Let $(R,\mathfrak m)$ be a Noetherian local ring.
Let $F,G$ be finitely generated free $R$-modules and $f:F\to G$ be an $R$-linear map such that $f(F)\subseteq \mathfrak m G$. Let $X$ be a finitely generated $R$-module, and let $\sigma : 0\to F \to A_{\alpha} \to X \to 0$ be a short exact sequence i.e. $[\sigma]\in \text{Ext}^1_R(X,F)$.
We have a following push-out diagram with $[\beta] \in \text{Ext}^1_R(X,G)$.
$$
\require{AMScd}
\begin{CD}
\sigma : 0 @>>> F @>>> A_\alpha @>>> X @>>> 0 \\
@. @VV{f}V @VVV @| \\
\beta : 0 @>>> G @>>> A_\beta @>>> X @>>> 0
\end{CD}
$$
My question is:
Must it be necessarily true that $[\beta] \in \mathfrak m \text{Ext}^1_R(X,G)$?
Some thoughts:
The answer is affirmative if $F\cong G\cong R$. Indeed, in this case, $f:R\to R$ must be given by multiplication by some $x\in R$. Since $f(F)\subseteq \mathfrak m G$, so $x\in \mathfrak m$. Then in $[\beta]=x[\alpha]\in \text{Ext}^1_R(X,R)$, hence $[\beta]\in x\text{Ext}^1_R(X,R)\subseteq \mathfrak m \text{Ext}^1_R(X,G)$.
$\newcommand\m{\mathfrak{m}}\newcommand\Ext{\operatorname{Ext}}$ The class $[\beta]$ is just $\Ext_R^1(X,f)([\sigma])$, so it is enough to see that since $f:F\to G$ lands in $\m G$ then $$\Ext_R^1(X,f):\Ext_R^1(X,F)\to\Ext_R^1(X,G)$$ lands in $\m\Ext_R^1(X,G)$.

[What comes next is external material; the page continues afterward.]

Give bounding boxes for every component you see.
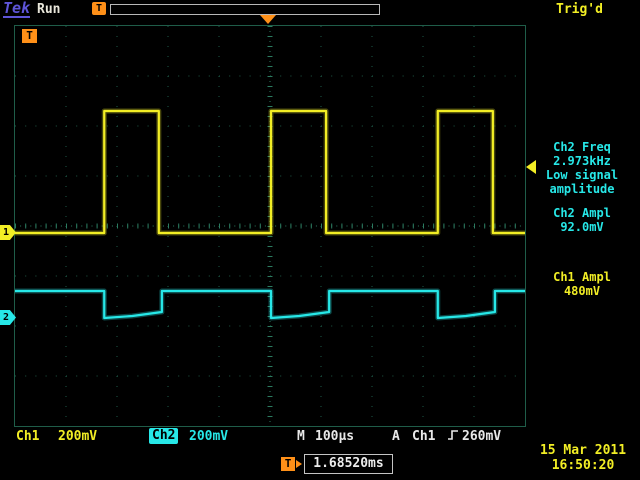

As $f$ factors as a composition $F\to \m G\hookrightarrow G$, it is in fact enough to check that the inclusion $mG\hookrightarrow G$ induces a map $$\Ext_R^1(X,\m G)\to\Ext_R^1(X,G)$$ that lands in $\m\Ext_R^1(X,G)$. You can compute this map by using a projective resolution of $X$ by finitely generated free modules. Do that.